EssilorLuxottica’s model is a multi-brand one: it manufacturers its own labels such as Ray-Ban and operates under license for some of the world’s largest luxury players including Chanel, Versace and Ralph Lauren. It produces around 80 million to 90 million pairs a year according to a company spokesperson in an email to CNBC, and it made 5.5 billion euros in revenue in the third quarter of 2021, selling in North America, EMEA and Asia.

The French-Italian company also runs Sunglass Hut and other stores that sell its eyewear, and owns vision insurance companies too, including EyeMed, leading to criticism by some that it is a monopoly.

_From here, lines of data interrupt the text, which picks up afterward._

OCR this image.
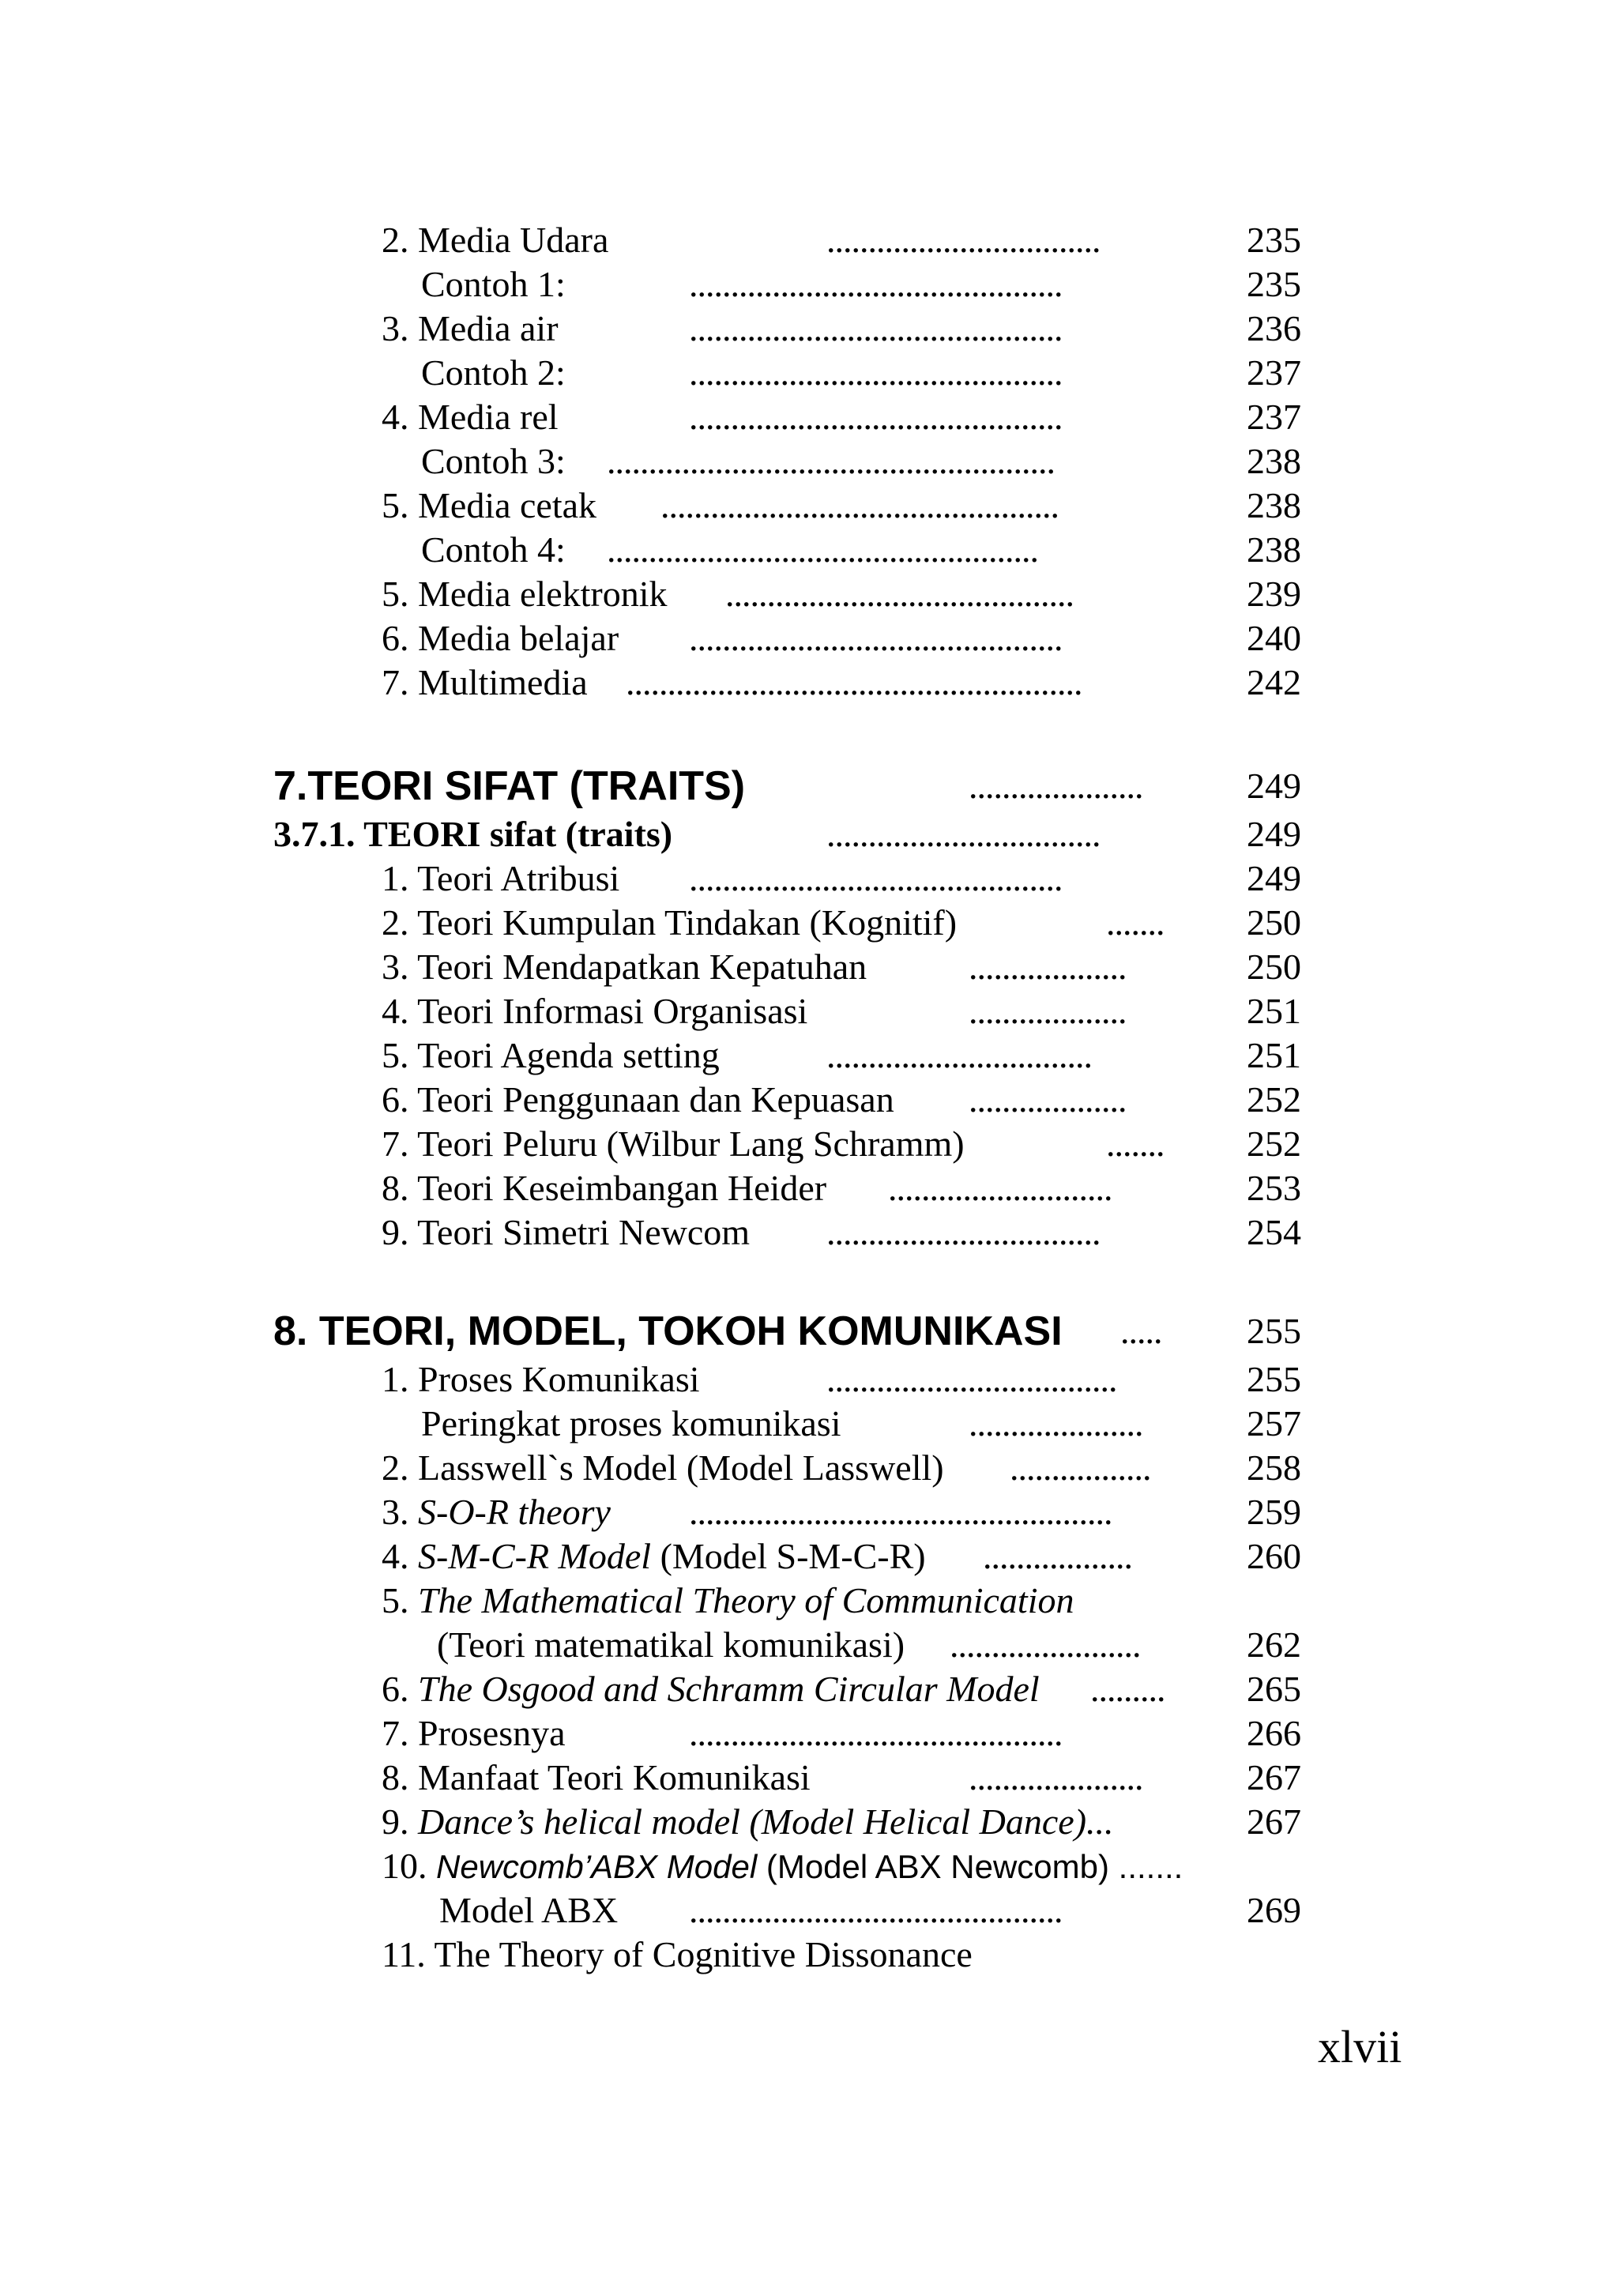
2. Media Udara	.................................	235
Contoh 1:	.............................................	235
3. Media air	.............................................	236
Contoh 2:	.............................................	237
4. Media rel	.............................................	237
Contoh 3: ......................................................	238
5. Media cetak ................................................	238
Contoh 4: ....................................................	238
5. Media elektronik ..........................................	239
6. Media belajar .............................................	240
7. Multimedia .......................................................	242
7.TEORI SIFAT (TRAITS)	.....................	249
3.7.1. TEORI sifat (traits)	.................................	249
1. Teori Atribusi .............................................	249
2. Teori Kumpulan Tindakan (Kognitif)	....... 250
3. Teori Mendapatkan Kepatuhan	...................	250
4. Teori Informasi Organisasi	...................	251
5. Teori Agenda setting	................................	251
6. Teori Penggunaan dan Kepuasan ...................	252
7. Teori Peluru (Wilbur Lang Schramm)	....... 252
8. Teori Keseimbangan Heider ...........................	253
9. Teori Simetri Newcom .................................	254
8. TEORI, MODEL, TOKOH KOMUNIKASI ..... 255
1. Proses Komunikasi	...................................	255
Peringkat proses komunikasi	.....................	257
2. Lasswell`s Model (Model Lasswell) .................	258
3. S-O-R theory ...................................................	259
4. S-M-C-R Model (Model S-M-C-R) ..................	260
5. The Mathematical Theory of Communication
(Teori matematikal komunikasi) .......................	262
6. The Osgood and Schramm Circular Model ......... 265
7. Prosesnya	.............................................	266
8. Manfaat Teori Komunikasi	.....................	267
9. Dance’s helical model (Model Helical Dance)...	267
10. Newcomb’ABX Model (Model ABX Newcomb) .......
Model ABX .............................................	269
11. The Theory of Cognitive Dissonance
xlvii
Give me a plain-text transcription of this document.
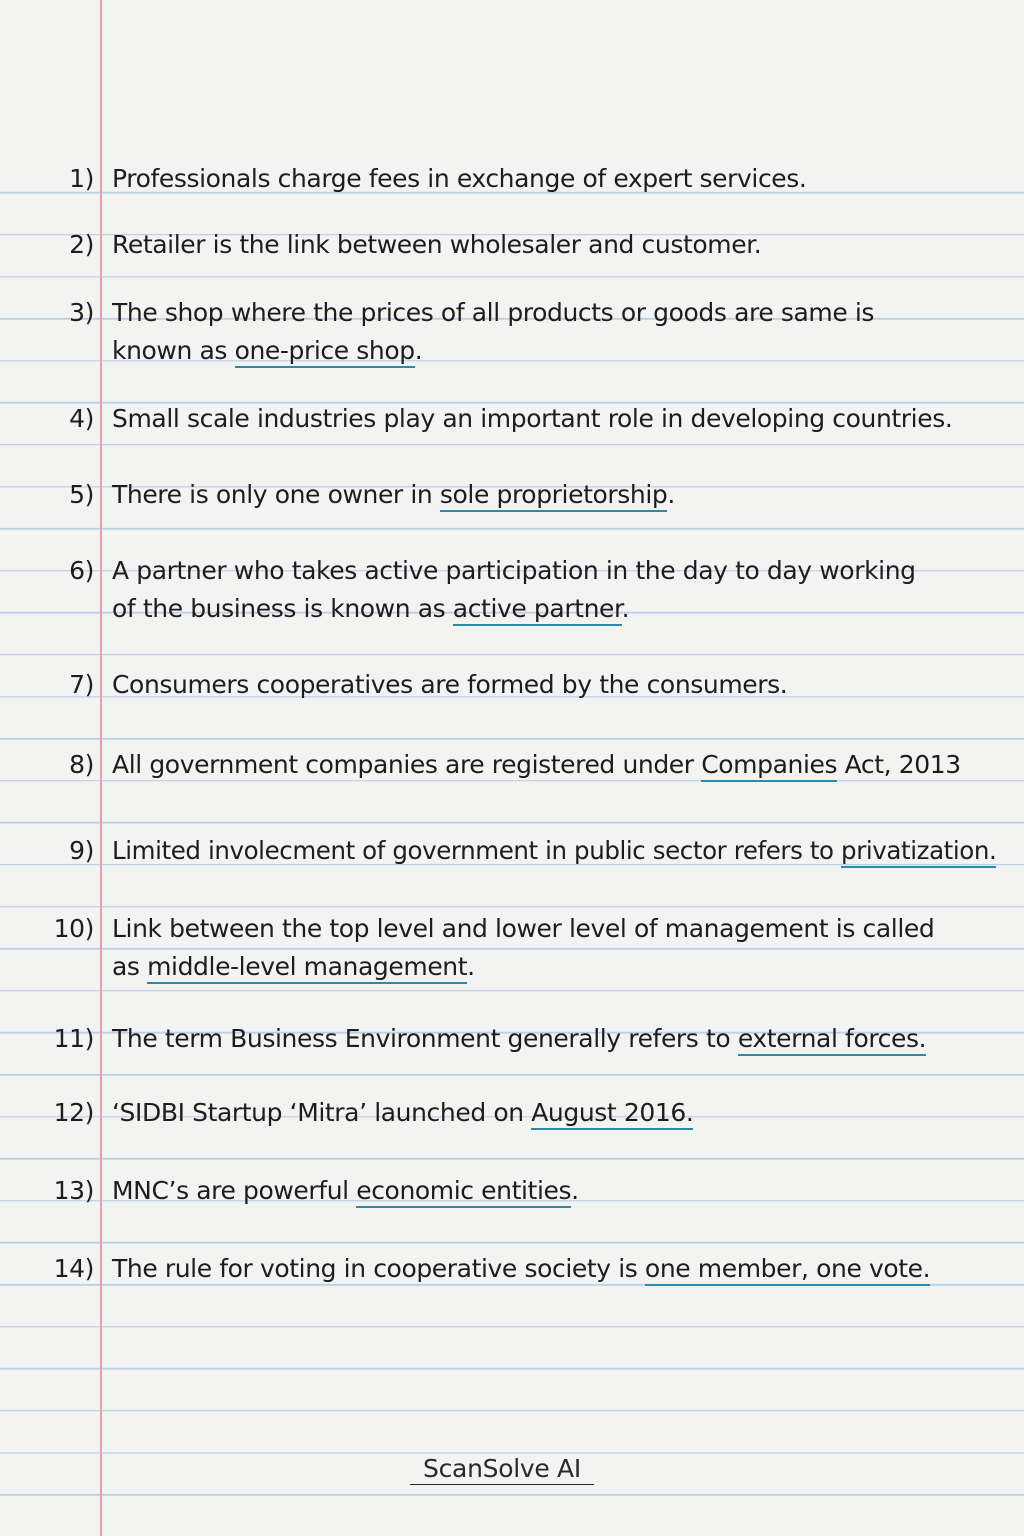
1) Professionals charge fees in exchange of expert services.
2) Retailer is the link between wholesaler and customer.
3) The shop where the prices of all products or goods are same is
known as one-price shop.
4) Small scale industries play an important role in developing countries.
5) There is only one owner in sole proprietorship.
6) A partner who takes active participation in the day to day working
of the business is known as active partner.
7) Consumers cooperatives are formed by the consumers.
8) All government companies are registered under Companies Act, 2013
9) Limited involecment of government in public sector refers to privatization.
10) Link between the top level and lower level of management is called
as middle-level management.
11) The term Business Environment generally refers to external forces.
12) ‘SIDBI Startup ‘Mitra’ launched on August 2016.
13) MNC’s are powerful economic entities.
14) The rule for voting in cooperative society is one member, one vote.
ScanSolve AI
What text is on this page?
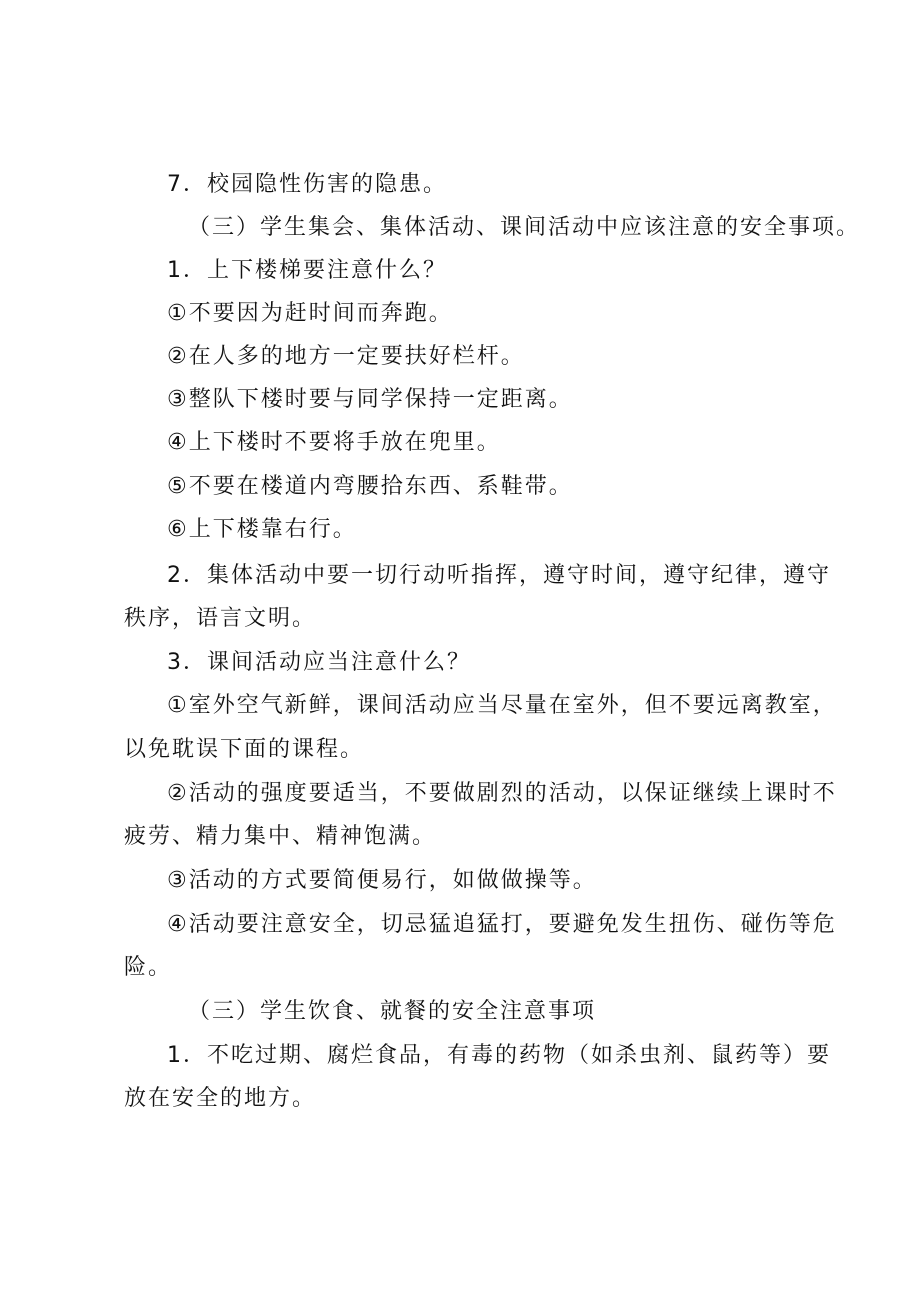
7．校园隐性伤害的隐患。
（三）学生集会、集体活动、课间活动中应该注意的安全事项。
1．上下楼梯要注意什么？
①不要因为赶时间而奔跑。
②在人多的地方一定要扶好栏杆。
③整队下楼时要与同学保持一定距离。
④上下楼时不要将手放在兜里。
⑤不要在楼道内弯腰拾东西、系鞋带。
⑥上下楼靠右行。
2．集体活动中要一切行动听指挥，遵守时间，遵守纪律，遵守
秩序，语言文明。
3．课间活动应当注意什么？
①室外空气新鲜，课间活动应当尽量在室外，但不要远离教室，
以免耽误下面的课程。
②活动的强度要适当，不要做剧烈的活动，以保证继续上课时不
疲劳、精力集中、精神饱满。
③活动的方式要简便易行，如做做操等。
④活动要注意安全，切忌猛追猛打，要避免发生扭伤、碰伤等危
险。
（三）学生饮食、就餐的安全注意事项
1．不吃过期、腐烂食品，有毒的药物（如杀虫剂、鼠药等）要
放在安全的地方。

But for Rebecca Harwood-Lincoln, an eyewear industry consultant, operating in different aspects of the market is “a fabulous concept.”

“They very successfully bought out retail outlets, so the likes of Sunglass Hut, Lenscrafters, David Clulow … then they get automatic distribution of their products and they benefit from the margins,” she told CNBC by phone. Last year, the firm bought Dutch eyewear retail GrandVision in an $8.5 billion deal.

While Warby Parker sees growth coming from its domestic market, EssilorLuxottica identifies an aging Asian population and a growing number of people who need glasses — but don’t yet own them — in the likes of China and Latin America, as opportunities. Innovation-wise, the spokesperson said it is focused on Ray-Ban Stories — its smart glasses collaboration with Facebook — and Stellest, a lens that has the potential to slow the progression of short-sightedness in children.

Can Warby Parker compete? “We don’t spend a lot of time thinking about others in the space and, as a direct-to-consumer company, we get a lot of feedback [on] what’s working well,” Gilboa said. “We do expect to grow significantly faster than the overall industry over the years and decades to come … We don’t really think in terms of market share or kind of getting bigger than the others in the category,” he added.

Mark Mahaney, a senior managing director and analyst at Evercore, says while Warby Parker has a “decent” business model (the firm gives it a “hold” rating), gaining market share might not touch EssilorLuxottica. “How about this for fun? [Warby Parker] could triple their market share, and I’m not sure that Essilor would even notice.”